Cet article a été publié dans le magazine des 10 ans de la Law Clinic de l’Université de Genève. Nous remercions l’équipe de la Law Clinic de nous permettre de le faire connaître à un plus large public. Aborder une thématique qui nous touche personnellement – dans le cadre d’un travail de groupe d’un cours universitaire – implique d’être confronté-e au regard des autres et de faire face à ses propres biais.
J’ai rejoint les bancs de la Law Clinic en 2017. Le format de celle-ci m’a attirée. Enfin, nous pouvions sortir du cadre habituel des cours de droit. Mieux, le travail de Master qui en découlerait ne finirait pas seulement dans une bibliothèque, mais aussi dans les mains des personnes directement concernées par la thématique traitée. Il se trouve que, par hasard, cette année-là, le sujet abordé était les droits des personnes LGBTIQ+. Militante de longue date pour les droits LGBTIQ+, et personnellement concernée, ce thème n’a fait que confirmer mon envie de suivre ce séminaire.

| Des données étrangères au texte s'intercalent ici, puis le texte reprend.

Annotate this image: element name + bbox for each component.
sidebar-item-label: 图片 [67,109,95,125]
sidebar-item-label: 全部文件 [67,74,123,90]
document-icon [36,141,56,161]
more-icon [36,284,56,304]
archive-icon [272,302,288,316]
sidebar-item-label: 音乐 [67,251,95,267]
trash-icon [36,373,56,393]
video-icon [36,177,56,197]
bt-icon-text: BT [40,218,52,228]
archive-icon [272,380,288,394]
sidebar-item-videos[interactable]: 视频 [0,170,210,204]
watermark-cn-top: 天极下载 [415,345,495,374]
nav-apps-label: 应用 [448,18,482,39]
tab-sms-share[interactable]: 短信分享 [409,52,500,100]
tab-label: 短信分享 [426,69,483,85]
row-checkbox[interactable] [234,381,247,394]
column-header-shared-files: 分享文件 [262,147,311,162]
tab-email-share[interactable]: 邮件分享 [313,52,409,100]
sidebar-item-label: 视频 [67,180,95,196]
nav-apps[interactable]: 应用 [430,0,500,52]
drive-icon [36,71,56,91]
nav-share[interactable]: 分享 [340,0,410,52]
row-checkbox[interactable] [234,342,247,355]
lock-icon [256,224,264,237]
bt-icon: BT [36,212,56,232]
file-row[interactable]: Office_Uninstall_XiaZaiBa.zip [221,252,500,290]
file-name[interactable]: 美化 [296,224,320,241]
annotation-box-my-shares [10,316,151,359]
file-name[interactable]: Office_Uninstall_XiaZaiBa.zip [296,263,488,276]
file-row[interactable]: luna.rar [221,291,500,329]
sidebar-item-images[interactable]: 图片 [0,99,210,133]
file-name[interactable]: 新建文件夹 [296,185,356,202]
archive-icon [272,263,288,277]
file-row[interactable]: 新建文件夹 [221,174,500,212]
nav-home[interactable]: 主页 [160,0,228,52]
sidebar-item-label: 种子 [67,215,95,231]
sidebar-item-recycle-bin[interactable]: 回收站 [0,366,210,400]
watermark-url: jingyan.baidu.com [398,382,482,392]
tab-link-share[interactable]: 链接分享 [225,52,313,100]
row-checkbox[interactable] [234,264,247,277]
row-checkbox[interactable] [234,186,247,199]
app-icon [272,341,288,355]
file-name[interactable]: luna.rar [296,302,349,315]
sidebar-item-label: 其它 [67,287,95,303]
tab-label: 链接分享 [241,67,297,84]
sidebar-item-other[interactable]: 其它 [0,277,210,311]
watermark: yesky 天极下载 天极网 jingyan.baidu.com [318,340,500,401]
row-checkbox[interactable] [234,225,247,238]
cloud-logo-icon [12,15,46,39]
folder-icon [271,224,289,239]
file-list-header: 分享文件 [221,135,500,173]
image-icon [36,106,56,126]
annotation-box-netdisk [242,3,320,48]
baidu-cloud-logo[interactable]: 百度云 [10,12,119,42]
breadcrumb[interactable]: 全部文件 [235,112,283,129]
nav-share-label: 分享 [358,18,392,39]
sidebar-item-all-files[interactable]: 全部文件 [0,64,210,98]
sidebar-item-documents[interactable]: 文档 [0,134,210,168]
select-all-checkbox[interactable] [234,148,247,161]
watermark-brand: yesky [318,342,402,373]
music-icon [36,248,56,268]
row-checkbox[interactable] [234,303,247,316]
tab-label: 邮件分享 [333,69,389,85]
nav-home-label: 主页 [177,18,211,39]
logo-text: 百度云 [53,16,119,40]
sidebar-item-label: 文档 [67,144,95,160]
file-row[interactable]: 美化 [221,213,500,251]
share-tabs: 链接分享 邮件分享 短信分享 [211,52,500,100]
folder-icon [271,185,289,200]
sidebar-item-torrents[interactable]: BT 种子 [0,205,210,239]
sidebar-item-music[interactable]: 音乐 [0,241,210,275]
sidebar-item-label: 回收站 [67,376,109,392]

Ainsi, je me suis plongée, tête la première, dans des travaux de recherche sur une thématique qui me touche. Cette belle expérience a mis en lumière deux aspects : le regard des autres et mes propres biais.
Du regard des autres
Le regard des autres peut être malveillant ou bienveillant. Il est parfois plutôt innocent et naïf. Pour beaucoup, être LGBTIQ+ en Suisse n’était, et n’est toujours, pas vraiment une source de problèmes. On peut vivre « comme tout le monde ». Bien que cette affirmation ne soit pas totalement fausse, elle n’est pas pour autant vraie.
En 2017, je n’aurais pas pu me marier comme la plupart de mes camarades. En 2017, je n’aurais pas pu adopter un enfant avec ma conjointe. En 2017 et aujourd’hui encore, je pourrais rencontrer des difficultés pour être reconnue comme mère juridique de mon enfant s’il était né d’une PMA à l’étranger.
Observer les autres découvrir ce que signifiait, dans la société actuelle, être LGBTIQ+ était marquant. Iels n’en avaient pas toujours saisi la portée. Maintenant, iels prenaient non seulement la mesure des discriminations vécues au quotidien par les personnes LGBTIQ+, mais aussi des inégalités dans la loi. Rechercher et saisir l’ampleur de ces discriminations ne les a clairement pas laissé·e·s indifférent·e·s. C’était touchant.
De ses propres biais
Pour ma part, c’était plutôt une piqure de rappel. Me rappeler que, oui, en 2017, je n’étais encore qu’une citoyenne de seconde zone.
Ceci dit, effectuer une recherche juridique sur une telle thématique a parfois été un challenge. Comment écrire noir sur blanc qu’une situation qui est pour nous inégale est pourtant légale ? Comment écrire que l’on a moins de droits que les autres ? J’avais beau chercher une solution qui pourrait réconcilier mon cœur et mon intellect, je retombais toujours sur une réponse qui me déplaisait. Faire cet effort d’objectivité, avec parfois un peu d’aide, était probablement la limite de l’exercice. Militer tout en gardant une rigueur scientifique est un obstacle auquel il faut faire face. Saisir ses propres biais, ne pas faire semblant qu’ils n’existent pas et les affronter.
De ma réconciliation avec les études de droit
Faire du droit s’est imposé à moi comme une évidence. Portée par un désir de justice, le droit offrait un outil, une arme, pour contrer l’injustice. Nous ne pouvons qu’être déçu·e lorsque nous réalisons que cette arme peut se retourner contre nous. Cela constitue une forme de violence.
Suivre un séminaire tel que la Law Clinic, bien qu’il ait confirmé les inégalités dont la communauté LGBTIQ+ est victime, m’a permis de saisir où se trouvaient les lacunes et biais dans nos textes législatifs. Identifier ceux-ci est le premier pas pour pouvoir les changer. Connaître ses droits est également indispensable si l’on veut qu’ils soient respectés. Connaître ses droits, même lorsqu’ils nous desservent, n’est pas une fatalité. Au contraire. Nous nous inspirons de ces lacunes pour dessiner les nouveaux chemins indispensables à nos luttes.
En conclusion, ce que je retiendrai de la Law Clinic, c’est la présence de mes parents lors de la présentation des résultats de notre travail : ils en étaient fiers. Le fait que l’Université, institution de renommée internationale, se saisisse de ce thème a rendu nos luttes légitimes et sérieuses. Nous étions enfin visibles.